[Date Prev][Date Next][Thread Prev][Thread Next][Date Index][Thread Index]
Re: [PATCH] rl_change_case: skip over invalid mbchars
From: |
Grisha Levit |
Subject: |
Re: [PATCH] rl_change_case: skip over invalid mbchars |
Date: |
Thu, 23 May 2024 15:25:19 -0400 |
On Thu, May 23, 2024 at 10:25 AM Chet Ramey <chet.ramey@case.edu> wrote:
>
> On 5/21/24 2:42 PM, Grisha Levit wrote:
> > Avoid using (size_t)-1 as an offset.
>
> I can't reproduce this on macOS. Where is the code that's using -1 as an
> offset?
The loop in rl_change_case does the following:
rl_change_case(count=-1, op=2) at text.c:1483:9
1481 while (start < end)
1482 {
-> 1483 c = _rl_char_value (rl_line_buffer, start);
_rl_char_value(buf="\xc0", ind=0) at mbutil.c:493:23
491 l = strlen (buf);
492 if (ind + 1 >= l)
-> 493 return ((WCHAR_T) buf[ind]);
(wchar_t) c = L'À'
This seems questionable since a string consisting of \xC0, and a string
actually representing \u00C0 (\xC3\x80) will both return the same thing.
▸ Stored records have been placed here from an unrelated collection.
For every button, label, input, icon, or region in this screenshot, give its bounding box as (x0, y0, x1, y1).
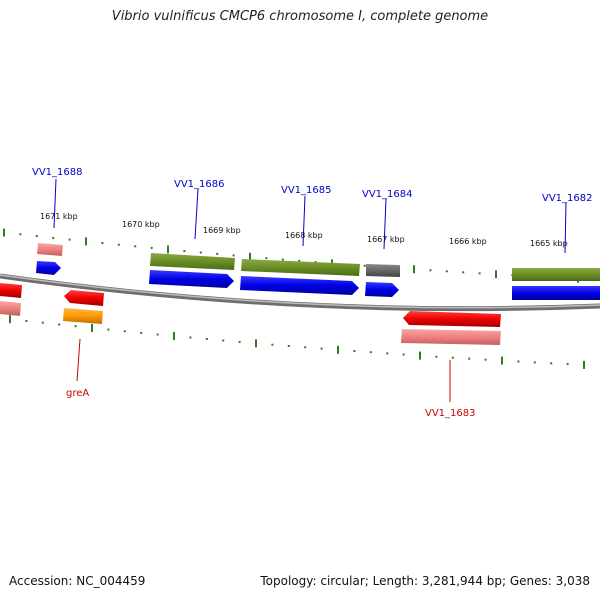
pseudogene-feature[interactable] (366, 264, 400, 277)
accession-text: Accession: NC_004459 (9, 574, 146, 588)
cds-forward-arrow[interactable] (240, 276, 359, 295)
kbp-label: 1666 kbp (449, 237, 487, 246)
gene-feature[interactable] (37, 243, 63, 256)
gene-feature[interactable] (0, 301, 21, 316)
label-leader (564, 202, 567, 254)
genome-backbone-highlight (0, 274, 600, 309)
label-leader (383, 198, 387, 250)
cds-reverse-arrow[interactable] (403, 311, 501, 327)
cds-reverse-arrow[interactable] (0, 283, 22, 298)
map-title: Vibrio vulnificus CMCP6 chromosome I, co… (111, 9, 489, 24)
cds-forward-arrow[interactable] (149, 270, 234, 288)
label-leader (194, 188, 199, 240)
gene-feature[interactable] (512, 268, 600, 281)
genome-summary-text: Topology: circular; Length: 3,281,944 bp… (260, 574, 590, 588)
gene-label-forward[interactable]: VV1_1682 (542, 193, 593, 204)
gene-label-forward[interactable]: VV1_1688 (32, 167, 83, 178)
kbp-label: 1670 kbp (122, 220, 160, 229)
kbp-label: 1665 kbp (530, 239, 568, 248)
cds-forward-arrow[interactable] (365, 282, 399, 297)
kbp-label: 1671 kbp (40, 212, 78, 221)
label-leader (76, 338, 81, 382)
gene-label-forward[interactable]: VV1_1686 (174, 179, 225, 190)
gene-label-reverse[interactable]: VV1_1683 (425, 408, 476, 419)
label-leader (302, 195, 306, 247)
cds-forward-arrow[interactable] (36, 261, 61, 275)
kbp-label: 1667 kbp (367, 235, 405, 244)
kbp-label: 1669 kbp (203, 226, 241, 235)
label-leader (53, 178, 57, 229)
tick-row-lower (9, 315, 585, 369)
cds-reverse-arrow[interactable] (64, 290, 104, 306)
gene-feature[interactable] (241, 259, 360, 276)
genome-backbone (0, 273, 600, 312)
gene-feature[interactable] (150, 253, 235, 270)
cds-forward-arrow[interactable] (512, 286, 600, 300)
gene-label-reverse[interactable]: greA (66, 388, 89, 399)
gene-label-forward[interactable]: VV1_1684 (362, 189, 413, 200)
gene-feature[interactable] (401, 329, 501, 345)
rna-feature[interactable] (63, 308, 103, 324)
gene-label-forward[interactable]: VV1_1685 (281, 185, 332, 196)
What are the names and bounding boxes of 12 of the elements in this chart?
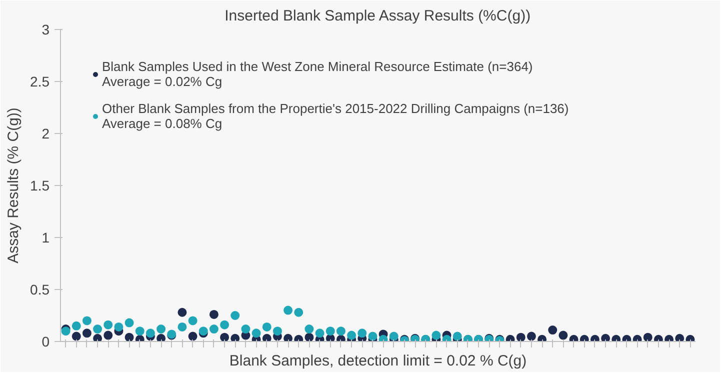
legend-label: Blank Samples Used in the West Zone Mineral Resource Estimate (n=364) Average = 0.02% Cg	[102, 59, 533, 89]
y-tick-label: 0.5	[30, 282, 50, 298]
chart-title: Inserted Blank Sample Assay Results (%C(g))	[224, 8, 531, 24]
y-tick-label: 1	[42, 230, 50, 246]
y-tick-label: 3	[42, 22, 50, 38]
y-tick-label: 2.5	[30, 74, 50, 90]
y-tick-label: 2	[42, 126, 50, 142]
y-tick-label: 0	[42, 334, 50, 350]
legend-label: Other Blank Samples from the Propertie's 2015-2022 Drilling Campaigns (n=136) Average = 0.08% Cg	[102, 101, 569, 131]
x-axis-title: Blank Samples, detection limit = 0.02 % C(g)	[229, 352, 527, 370]
y-axis-title: Assay Results (% C(g))	[5, 108, 22, 264]
y-tick-label: 1.5	[30, 178, 50, 194]
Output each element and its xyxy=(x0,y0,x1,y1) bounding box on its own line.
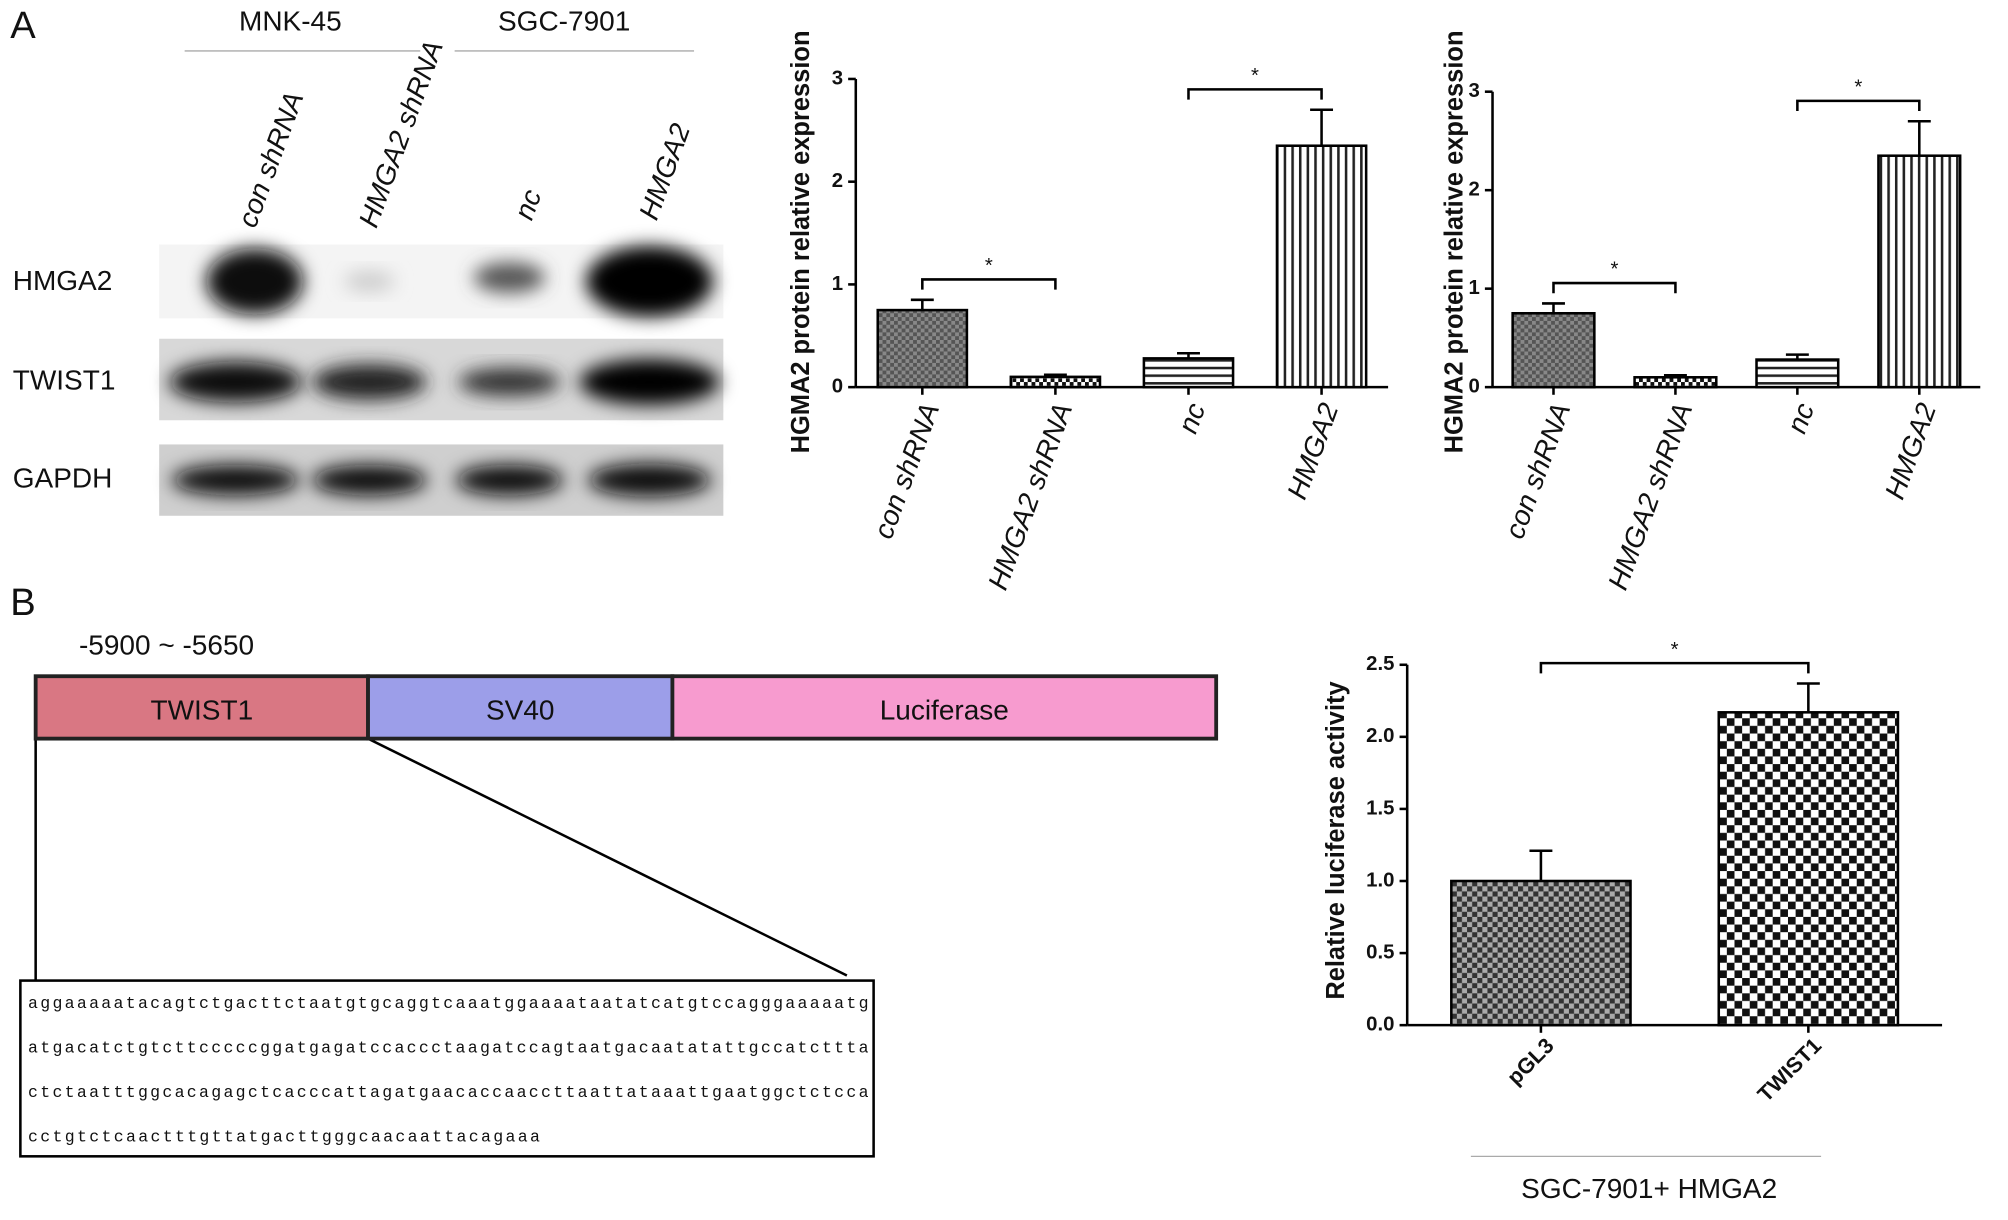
row-label: TWIST1 xyxy=(13,364,116,395)
bar xyxy=(1142,357,1235,389)
y-tick-label: 1.0 xyxy=(1366,869,1394,891)
bar xyxy=(1633,376,1718,389)
row-label: HMGA2 xyxy=(13,265,113,296)
significance-bracket xyxy=(1796,99,1921,112)
row-label: GAPDH xyxy=(13,463,113,494)
y-tick-label: 2.5 xyxy=(1366,653,1394,675)
y-tick-label: 3 xyxy=(1468,80,1479,102)
x-tick-label: con shRNA xyxy=(868,399,946,543)
group-label: SGC-7901 xyxy=(498,5,630,36)
y-axis-label: HGMA2 protein relative expression xyxy=(1440,30,1468,453)
significance-label: * xyxy=(1671,639,1679,661)
y-tick-label: 0 xyxy=(1468,376,1479,398)
x-tick-label: pGL3 xyxy=(1502,1033,1559,1090)
range-label: -5900 ~ -5650 xyxy=(79,629,254,660)
significance-label: * xyxy=(1854,77,1862,99)
significance-bracket xyxy=(1539,661,1810,674)
construct-box xyxy=(670,674,1219,741)
significance-bracket xyxy=(1552,281,1677,294)
x-tick-label: HMGA2 xyxy=(1281,399,1344,504)
x-tick-label: HMGA2 shRNA xyxy=(1602,399,1698,594)
y-tick-label: 2.0 xyxy=(1366,725,1394,747)
significance-label: * xyxy=(985,255,993,277)
zoom-line xyxy=(367,737,848,977)
significance-bracket xyxy=(1187,88,1323,100)
lane-label: nc xyxy=(508,185,547,223)
bar xyxy=(1755,358,1840,389)
lane-label: HMGA2 shRNA xyxy=(353,36,449,231)
y-tick-label: 2 xyxy=(1468,179,1479,201)
y-tick-label: 1 xyxy=(832,273,843,295)
construct-label: SV40 xyxy=(486,694,555,725)
y-tick-label: 1 xyxy=(1468,277,1479,299)
panel-label: B xyxy=(10,581,35,624)
sequence-line: aggaaaaatacagtctgacttctaatgtgcaggtcaaatg… xyxy=(28,994,869,1013)
significance-bracket xyxy=(921,278,1057,290)
x-tick-label: nc xyxy=(1172,399,1211,437)
x-tick-label: con shRNA xyxy=(1499,399,1577,543)
construct-label: Luciferase xyxy=(880,694,1009,725)
sequence-line: atgacatctgtcttcccccggatgagatccaccctaagat… xyxy=(28,1038,869,1057)
bar xyxy=(1275,144,1368,389)
sequence-box xyxy=(19,979,875,1158)
x-tick-label: TWIST1 xyxy=(1752,1033,1826,1107)
significance-label: * xyxy=(1610,259,1618,281)
bar xyxy=(876,308,969,389)
x-tick-label: HMGA2 shRNA xyxy=(982,399,1078,594)
y-tick-label: 0 xyxy=(832,376,843,398)
bar xyxy=(1009,375,1102,389)
y-tick-label: 3 xyxy=(832,67,843,89)
blot xyxy=(159,244,724,516)
y-axis-label: HGMA2 protein relative expression xyxy=(787,30,815,453)
y-tick-label: 0.5 xyxy=(1366,941,1394,963)
lane-label: con shRNA xyxy=(232,88,310,232)
y-tick-label: 1.5 xyxy=(1366,797,1394,819)
x-tick-label: HMGA2 xyxy=(1879,399,1942,504)
x-tick-label: nc xyxy=(1781,399,1820,437)
construct-label: TWIST1 xyxy=(151,694,254,725)
significance-label: * xyxy=(1251,65,1259,87)
y-tick-label: 2 xyxy=(832,170,843,192)
bar xyxy=(1511,312,1596,389)
lane-label: HMGA2 xyxy=(633,119,696,224)
panel-label: A xyxy=(10,4,36,47)
bar xyxy=(1877,154,1962,389)
y-axis-label: Relative luciferase activity xyxy=(1322,680,1350,999)
bar xyxy=(1717,711,1900,1027)
y-tick-label: 0.0 xyxy=(1366,1014,1394,1036)
construct-box xyxy=(366,674,675,741)
x-axis-label: SGC-7901+ HMGA2 xyxy=(1521,1173,1777,1204)
group-label: MNK-45 xyxy=(239,5,342,36)
sequence-line: ctctaatttggcacagagctcacccattagatgaacacca… xyxy=(28,1083,869,1102)
bar xyxy=(1450,879,1632,1027)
The next check passes, since C is LATIN CAPITAL LETTER A WITH GRAVE
rl_change_case(count=-1, op=2) at text.c:1487:28
-> 1487 if (_rl_walphabetic (c) == 0)
1488 {
1489 inword = 0;
1490 start = next;
1450 continue;
_rl_walphabetic(wc=L'À') at util.c:89:5
88 if (iswalnum (wc))
-> 89 return (1);
So we call mbrtowc on the same string position and since this is not a
valid multibyte character, (size_t)-1 is stored in M.
rl_change_case(count=-1, op=2) at text.c:1512:22
-> 1512 m = MBRTOWC (&wc, rl_line_buffer + start, end - start,
&mps);
(size_t) m = 18446744073709551615
Then we again interpret \xC0 as if it were \u00C0:
rl_change_case(count=-1, op=2) at text.c:1514:20
1513 if (MB_INVALIDCH (m))
-> 1514 wc = (WCHAR_T)rl_line_buffer[start];
(wchar_t) wc = L'À'
And lowercase that character, storing its length in MLEN.
rl_change_case(count=-1, op=2) at text.c:1517:11
-> 1517 nwc = (nop == UpCase) ? _rl_to_wupper (wc) :
_rl_to_wlower (wc);
rl_change_case(count=-1, op=2) at text.c:1524:28
-> 1524 mlen = WCRTOMB (mb, nwc, &ts);
(wchar_t) nwc = L'à'
(int) mlen = 2
Since WC and NWC are different, and M (being (size_t)-1) is greater than MLEN:
rl_change_case(count=-1, op=2) at text.c:1544:13
1541 else if (m > mlen)
1542 {
1543 memcpy (s, mb, mlen);
-> 1544 memmove (s + mlen, s + m, (e - s) - m);
So the second arg to memmove is a pointer one behind S.